Unnamed: 0,Buying,Maint,Doors,Persons,Trunk,Safty,Evaluation
0,vhigh,vhigh,2,2,small,low,unacc
1,vhigh,vhigh,2,2,small,med,unacc
2,vhigh,vhigh,2,2,small,high,unacc
3,vhigh,vhigh,2,2,med,low,unacc
4,vhigh,vhigh,2,2,med,med,unacc


In [36]:
def tonum (x):
    if x == "vhigh":
        return 4
    if x == "high":
        return 3
    if x == "med":
        return 2
    if x == "low":
        return 1
    if x == "5more":
        return 5
    if x == "4":
        return 4
    if x == "3":
        return 3
    if x == "2":
        return 2
    if x == "more":
        return 5
    if x == "small":
        return 1
    if x == "big":
        return 3
    if x == "unacc":
        return 1
    if x == "acc":
        return 2
    if x == "good":
        return 3
    if x == "vgood":
        return 4
    
car["buying"] = car["Buying"].apply(tonum)
car["maint"] = car["Maint"].apply(tonum)
car["doors"] = car["Doors"].apply(tonum)
car["persons"] = car["Persons"].apply(tonum)
car["trunk"] = car["Trunk"].apply(tonum)
car["safty"] = car["Safty"].apply(tonum)
car["evaluation"] = car["Evaluation"].apply(tonum)
car = car[["buying", "maint", "doors", "persons", "trunk", "safty", "evaluation"]]

#### Methodology
In this section, we will devide our data into training set and test set, and then we will use support vector machine, k-nearest neighbors, and decision tree to do classification.

In [48]:
import numpy as np
from sklearn.cross_validation import train_test_split
from sklearn import svm
from sklearn.neighbors import KNeighborsClassifier
from sklearn.tree import DecisionTreeClassifier

x = car[["buying", "maint", "doors", "persons", "trunk", "safty"]]
y = car["evaluation"]
x_train, x_test, y_train, y_test = train_test_split(x, y, test_size = 0.3, random_state = 1)


# svm
clf1 = svm.SVC(kernel = 'linear')
clf1.fit(x_train, y_train)
yhat1 = clf1.predict(x_test)
print("Accuracy of SVM is:", np.round(np.mean(y_test == yhat1), 4))

# KNN
k = 5
clf2 = KNeighborsClassifier(n_neighbors = k)
clf2.fit(x_train, y_train)
yhat2 = clf2.predict(x_test)
print("Accuracy of KNN is:", np.round(np.mean(y_test == yhat2), 4))

# Decision Tree
clf3 = DecisionTreeClassifier(criterion = 'entropy', max_depth = 4)
clf3.fit(x_train, y_train)
yhat3 = clf3.predict(x_test)
print("Accuracy of Decision Tree is:", np.round(np.mean(y_test == yhat3), 4))

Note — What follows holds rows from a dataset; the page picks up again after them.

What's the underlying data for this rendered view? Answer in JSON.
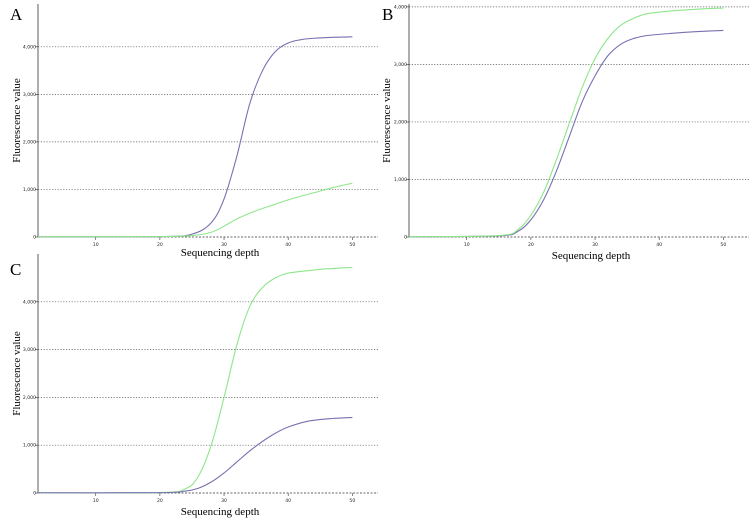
{
  "colors": {
    "series_blue": "#7770b0",
    "series_green": "#8ee68a",
    "grid": "#555555",
    "axis": "#333333"
  },
  "chart_data": [
    {
      "type": "line",
      "panel_label": "A",
      "xlabel": "Sequencing depth",
      "ylabel": "Fluorescence value",
      "xlim": [
        1,
        54
      ],
      "ylim": [
        0,
        4900
      ],
      "x_ticks": [
        10,
        20,
        30,
        40,
        50
      ],
      "x_tick_labels": [
        "10",
        "20",
        "30",
        "40",
        "50"
      ],
      "y_ticks": [
        0,
        1000,
        2000,
        3000,
        4000
      ],
      "y_tick_labels": [
        "0",
        "1,000",
        "2,000",
        "3,000",
        "4,000"
      ],
      "grid": "horizontal-dotted",
      "series": [
        {
          "color": "series_blue",
          "x": [
            1,
            20,
            25,
            28,
            30,
            32,
            34,
            36,
            38,
            40,
            42,
            44,
            47,
            50
          ],
          "y": [
            5,
            10,
            60,
            300,
            800,
            1700,
            2800,
            3500,
            3900,
            4080,
            4150,
            4180,
            4200,
            4210
          ]
        },
        {
          "color": "series_green",
          "x": [
            1,
            20,
            25,
            28,
            30,
            32,
            34,
            36,
            38,
            40,
            42,
            44,
            47,
            50
          ],
          "y": [
            5,
            8,
            30,
            100,
            230,
            380,
            500,
            600,
            690,
            780,
            860,
            930,
            1040,
            1130
          ]
        }
      ]
    },
    {
      "type": "line",
      "panel_label": "B",
      "xlabel": "Sequencing depth",
      "ylabel": "Fluorescence value",
      "xlim": [
        1,
        54
      ],
      "ylim": [
        0,
        4050
      ],
      "x_ticks": [
        10,
        20,
        30,
        40,
        50
      ],
      "x_tick_labels": [
        "10",
        "20",
        "30",
        "40",
        "50"
      ],
      "y_ticks": [
        0,
        1000,
        2000,
        3000,
        4000
      ],
      "y_tick_labels": [
        "0",
        "1,000",
        "2,000",
        "3,000",
        "4,000"
      ],
      "grid": "horizontal-dotted",
      "series": [
        {
          "color": "series_blue",
          "x": [
            1,
            15,
            18,
            20,
            22,
            24,
            26,
            28,
            30,
            32,
            34,
            36,
            38,
            42,
            46,
            50
          ],
          "y": [
            5,
            20,
            100,
            300,
            650,
            1150,
            1750,
            2350,
            2800,
            3150,
            3350,
            3450,
            3500,
            3540,
            3570,
            3590
          ]
        },
        {
          "color": "series_green",
          "x": [
            1,
            15,
            18,
            20,
            22,
            24,
            26,
            28,
            30,
            32,
            34,
            36,
            38,
            42,
            46,
            50
          ],
          "y": [
            5,
            25,
            130,
            380,
            780,
            1350,
            1980,
            2600,
            3100,
            3450,
            3680,
            3800,
            3880,
            3930,
            3960,
            3980
          ]
        }
      ]
    },
    {
      "type": "line",
      "panel_label": "C",
      "xlabel": "Sequencing depth",
      "ylabel": "Fluorescence value",
      "xlim": [
        1,
        54
      ],
      "ylim": [
        0,
        5000
      ],
      "x_ticks": [
        10,
        20,
        30,
        40,
        50
      ],
      "x_tick_labels": [
        "10",
        "20",
        "30",
        "40",
        "50"
      ],
      "y_ticks": [
        0,
        1000,
        2000,
        3000,
        4000
      ],
      "y_tick_labels": [
        "0",
        "1,000",
        "2,000",
        "3,000",
        "4,000"
      ],
      "grid": "horizontal-dotted",
      "series": [
        {
          "color": "series_green",
          "x": [
            1,
            20,
            24,
            26,
            28,
            30,
            32,
            34,
            36,
            38,
            40,
            43,
            46,
            50
          ],
          "y": [
            5,
            10,
            90,
            350,
            1000,
            2000,
            3100,
            3900,
            4300,
            4500,
            4600,
            4650,
            4690,
            4720
          ]
        },
        {
          "color": "series_blue",
          "x": [
            1,
            20,
            24,
            26,
            28,
            30,
            32,
            34,
            36,
            38,
            40,
            43,
            46,
            50
          ],
          "y": [
            5,
            8,
            40,
            100,
            230,
            420,
            650,
            880,
            1080,
            1250,
            1380,
            1500,
            1550,
            1580
          ]
        }
      ]
    }
  ]
}
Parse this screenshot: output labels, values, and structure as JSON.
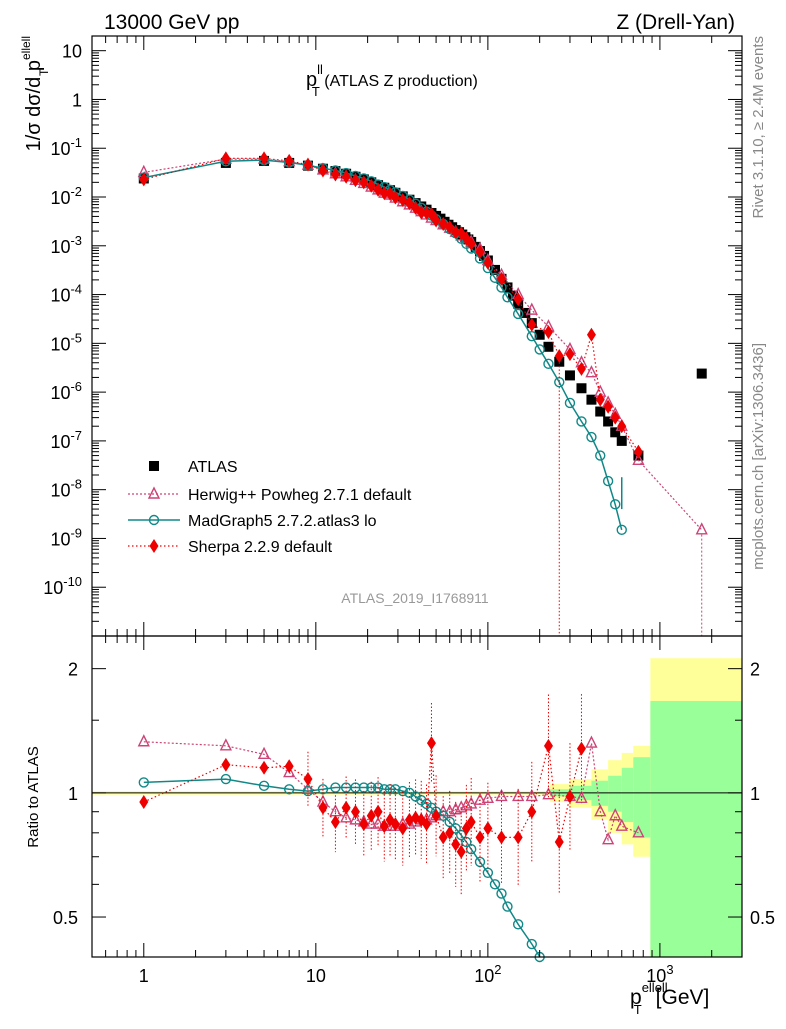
{
  "header": {
    "energy": "13000 GeV pp",
    "process": "Z (Drell-Yan)"
  },
  "side_texts": {
    "rivet": "Rivet 3.1.10, ≥ 2.4M events",
    "mcplots": "mcplots.cern.ch [arXiv:1306.3436]"
  },
  "analysis_id": "ATLAS_2019_I1768911",
  "colors": {
    "atlas": "#000000",
    "herwig": "#cc4477",
    "madgraph": "#118888",
    "sherpa": "#ee0000",
    "band_yellow": "#ffff99",
    "band_green": "#99ff99"
  },
  "chart_data": [
    {
      "type": "scatter",
      "title_main": "p",
      "title_sup": "ll",
      "title_sub": "T",
      "title_rest": " (ATLAS Z production)",
      "ylabel": "1/σ dσ/d p",
      "ylabel_sup": "ellell",
      "ylabel_sub": "T",
      "xscale": "log",
      "yscale": "log",
      "xlim": [
        0.5,
        3000
      ],
      "ylim": [
        1e-11,
        20
      ],
      "y_tick_labels": [
        "10",
        "1",
        "10^-1",
        "10^-2",
        "10^-3",
        "10^-4",
        "10^-5",
        "10^-6",
        "10^-7",
        "10^-8",
        "10^-9",
        "10^-10"
      ],
      "legend_position": "lower-left",
      "series": [
        {
          "name": "ATLAS",
          "key": "atlas",
          "x": [
            1,
            3,
            5,
            7,
            9,
            11,
            13,
            15,
            17,
            19,
            21,
            23,
            25,
            27,
            29,
            32,
            35,
            38,
            41,
            44,
            47,
            50,
            53,
            56,
            59,
            62,
            65,
            68,
            71,
            74,
            77,
            80,
            85,
            90,
            95,
            100,
            110,
            120,
            130,
            140,
            150,
            165,
            180,
            200,
            225,
            260,
            300,
            350,
            400,
            450,
            500,
            550,
            600,
            750,
            1750
          ],
          "y": [
            0.024,
            0.05,
            0.055,
            0.05,
            0.044,
            0.038,
            0.034,
            0.03,
            0.026,
            0.023,
            0.02,
            0.0175,
            0.0155,
            0.0138,
            0.0122,
            0.0103,
            0.0088,
            0.0075,
            0.0064,
            0.0055,
            0.0047,
            0.0041,
            0.0036,
            0.0031,
            0.0027,
            0.0024,
            0.0021,
            0.0019,
            0.0017,
            0.0015,
            0.00135,
            0.0012,
            0.00095,
            0.00078,
            0.00062,
            0.0005,
            0.00032,
            0.00021,
            0.00014,
            9.5e-05,
            6.5e-05,
            4.2e-05,
            2.6e-05,
            1.5e-05,
            8.5e-06,
            4.2e-06,
            2.2e-06,
            1.2e-06,
            7e-07,
            4e-07,
            2.5e-07,
            1.5e-07,
            1e-07,
            5e-08,
            2.4e-06
          ]
        },
        {
          "name": "Herwig++ Powheg 2.7.1 default",
          "key": "herwig",
          "x": [
            1,
            3,
            5,
            7,
            9,
            11,
            13,
            15,
            17,
            19,
            21,
            23,
            25,
            27,
            29,
            32,
            35,
            38,
            41,
            44,
            47,
            50,
            55,
            60,
            65,
            70,
            75,
            80,
            90,
            100,
            120,
            150,
            180,
            225,
            300,
            350,
            400,
            450,
            500,
            550,
            600,
            750,
            1750
          ],
          "y": [
            0.032,
            0.06,
            0.06,
            0.053,
            0.045,
            0.036,
            0.03,
            0.026,
            0.022,
            0.019,
            0.016,
            0.014,
            0.012,
            0.011,
            0.0095,
            0.008,
            0.0069,
            0.0059,
            0.005,
            0.0043,
            0.0037,
            0.0033,
            0.0027,
            0.0023,
            0.0019,
            0.0016,
            0.0014,
            0.0012,
            0.00085,
            0.0005,
            0.00025,
            0.0001,
            4.8e-05,
            2.2e-05,
            7.5e-06,
            4e-06,
            2.5e-06,
            1e-06,
            6e-07,
            3.5e-07,
            2e-07,
            4e-08,
            1.5e-09
          ]
        },
        {
          "name": "MadGraph5 2.7.2.atlas3 lo",
          "key": "madgraph",
          "x": [
            1,
            3,
            5,
            7,
            9,
            11,
            13,
            15,
            17,
            19,
            21,
            23,
            25,
            27,
            29,
            32,
            35,
            38,
            41,
            44,
            47,
            50,
            55,
            60,
            65,
            70,
            75,
            80,
            90,
            100,
            110,
            120,
            130,
            150,
            180,
            200,
            225,
            260,
            300,
            350,
            400,
            450,
            500,
            550,
            600
          ],
          "y": [
            0.025,
            0.054,
            0.057,
            0.051,
            0.045,
            0.039,
            0.035,
            0.031,
            0.027,
            0.024,
            0.021,
            0.018,
            0.016,
            0.014,
            0.0125,
            0.0105,
            0.0088,
            0.0073,
            0.006,
            0.005,
            0.0042,
            0.0035,
            0.0028,
            0.0022,
            0.0018,
            0.0014,
            0.0011,
            0.00088,
            0.00055,
            0.00035,
            0.00022,
            0.00014,
            8.8e-05,
            4e-05,
            1.4e-05,
            7.5e-06,
            3.8e-06,
            1.6e-06,
            6e-07,
            2.5e-07,
            1.2e-07,
            5e-08,
            1.5e-08,
            5e-09,
            1.5e-09
          ]
        },
        {
          "name": "Sherpa 2.2.9 default",
          "key": "sherpa",
          "x": [
            1,
            3,
            5,
            7,
            9,
            11,
            13,
            15,
            17,
            19,
            21,
            23,
            25,
            27,
            29,
            32,
            35,
            38,
            41,
            44,
            47,
            50,
            55,
            60,
            65,
            70,
            75,
            80,
            90,
            100,
            120,
            150,
            180,
            225,
            260,
            300,
            350,
            400,
            450,
            500,
            550,
            600,
            750
          ],
          "y": [
            0.023,
            0.062,
            0.062,
            0.055,
            0.046,
            0.035,
            0.029,
            0.026,
            0.022,
            0.02,
            0.017,
            0.014,
            0.012,
            0.0117,
            0.0098,
            0.0087,
            0.0075,
            0.006,
            0.0048,
            0.0047,
            0.0045,
            0.0033,
            0.0028,
            0.0024,
            0.0019,
            0.0018,
            0.0014,
            0.0011,
            0.00075,
            0.00045,
            0.00021,
            8e-05,
            2.4e-05,
            1.7e-05,
            5.5e-06,
            6e-06,
            3e-06,
            1.5e-05,
            7e-07,
            5e-07,
            3e-07,
            2e-07,
            6e-08
          ]
        }
      ]
    },
    {
      "type": "scatter",
      "ylabel": "Ratio to ATLAS",
      "xlabel": "p",
      "xlabel_sup": "ellell",
      "xlabel_sub": "T",
      "xlabel_rest": "[GeV]",
      "xscale": "log",
      "yscale": "log",
      "xlim": [
        0.5,
        3000
      ],
      "ylim": [
        0.4,
        2.4
      ],
      "y_ticks": [
        0.5,
        1,
        2
      ],
      "y_tick_labels": [
        "0.5",
        "1",
        "2"
      ],
      "x_ticks": [
        1,
        10,
        100,
        1000
      ],
      "x_tick_labels": [
        "1",
        "10",
        "10^2",
        "10^3"
      ],
      "bands": [
        {
          "x0": 230,
          "x1": 300,
          "yellow": [
            0.95,
            1.05
          ],
          "green": [
            0.98,
            1.02
          ]
        },
        {
          "x0": 300,
          "x1": 400,
          "yellow": [
            0.92,
            1.08
          ],
          "green": [
            0.96,
            1.04
          ]
        },
        {
          "x0": 400,
          "x1": 500,
          "yellow": [
            0.86,
            1.14
          ],
          "green": [
            0.93,
            1.07
          ]
        },
        {
          "x0": 500,
          "x1": 600,
          "yellow": [
            0.8,
            1.2
          ],
          "green": [
            0.9,
            1.1
          ]
        },
        {
          "x0": 600,
          "x1": 700,
          "yellow": [
            0.75,
            1.25
          ],
          "green": [
            0.85,
            1.15
          ]
        },
        {
          "x0": 700,
          "x1": 880,
          "yellow": [
            0.7,
            1.3
          ],
          "green": [
            0.78,
            1.22
          ]
        },
        {
          "x0": 880,
          "x1": 3000,
          "yellow": [
            0.38,
            2.12
          ],
          "green": [
            0.38,
            1.67
          ]
        }
      ],
      "series": [
        {
          "name": "Herwig++ Powheg 2.7.1 default",
          "key": "herwig",
          "x": [
            1,
            3,
            5,
            7,
            9,
            11,
            13,
            15,
            17,
            19,
            21,
            23,
            25,
            27,
            29,
            32,
            35,
            38,
            41,
            44,
            47,
            50,
            55,
            60,
            65,
            70,
            75,
            80,
            90,
            100,
            120,
            150,
            180,
            225,
            300,
            350,
            400,
            450,
            500,
            550,
            600,
            750
          ],
          "y": [
            1.33,
            1.3,
            1.24,
            1.12,
            1.02,
            0.95,
            0.9,
            0.87,
            0.86,
            0.85,
            0.84,
            0.84,
            0.83,
            0.83,
            0.83,
            0.84,
            0.84,
            0.85,
            0.86,
            0.86,
            0.87,
            0.88,
            0.9,
            0.9,
            0.91,
            0.92,
            0.93,
            0.94,
            0.96,
            0.97,
            0.98,
            0.98,
            0.98,
            0.99,
            0.98,
            0.97,
            1.32,
            0.9,
            0.77,
            0.88,
            0.83,
            0.8
          ]
        },
        {
          "name": "MadGraph5 2.7.2.atlas3 lo",
          "key": "madgraph",
          "x": [
            1,
            3,
            5,
            7,
            9,
            11,
            13,
            15,
            17,
            19,
            21,
            23,
            25,
            27,
            29,
            32,
            35,
            38,
            41,
            44,
            47,
            50,
            55,
            60,
            65,
            70,
            75,
            80,
            90,
            100,
            110,
            120,
            130,
            150,
            180,
            200
          ],
          "y": [
            1.06,
            1.08,
            1.04,
            1.02,
            1.01,
            1.02,
            1.03,
            1.03,
            1.03,
            1.03,
            1.03,
            1.03,
            1.02,
            1.02,
            1.02,
            1.01,
            1.0,
            0.98,
            0.96,
            0.94,
            0.92,
            0.9,
            0.88,
            0.85,
            0.82,
            0.79,
            0.76,
            0.73,
            0.68,
            0.64,
            0.6,
            0.57,
            0.53,
            0.48,
            0.43,
            0.4
          ]
        },
        {
          "name": "Sherpa 2.2.9 default",
          "key": "sherpa",
          "x": [
            1,
            3,
            5,
            7,
            9,
            11,
            13,
            15,
            17,
            19,
            21,
            23,
            25,
            27,
            29,
            32,
            35,
            38,
            41,
            44,
            47,
            50,
            55,
            60,
            65,
            70,
            75,
            80,
            90,
            100,
            120,
            150,
            180,
            225,
            260,
            300,
            350
          ],
          "y": [
            0.95,
            1.17,
            1.15,
            1.16,
            1.08,
            0.92,
            0.85,
            0.92,
            0.9,
            0.84,
            0.88,
            0.9,
            0.83,
            0.86,
            0.84,
            0.82,
            0.86,
            0.87,
            0.86,
            0.84,
            1.32,
            0.88,
            0.78,
            0.8,
            0.75,
            0.72,
            0.82,
            0.85,
            0.78,
            0.82,
            0.78,
            0.78,
            0.9,
            1.3,
            0.76,
            0.98,
            1.28
          ]
        }
      ]
    }
  ]
}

Accuracy of SVM is: 0.8651
Accuracy of KNN is: 0.9518
Accuracy of Decision Tree is: 0.8555


#### Result
From methodology section, we see that KNN with k = 5 has the highest accuracy.

#### Discussion
In this report, we used SVM, KNN, and Decision Tree to do classification analysis for used cars, and we found that KNN has the highest accuracy. However, this time, we just used very simple versions of these three classifiers, some advanced versions may improve the accuracies for SVM, and Decision Tree, like Twin Bondary SVM.

#### Conclusion
We can predict the quality of used cars with high accuracy using classifiers.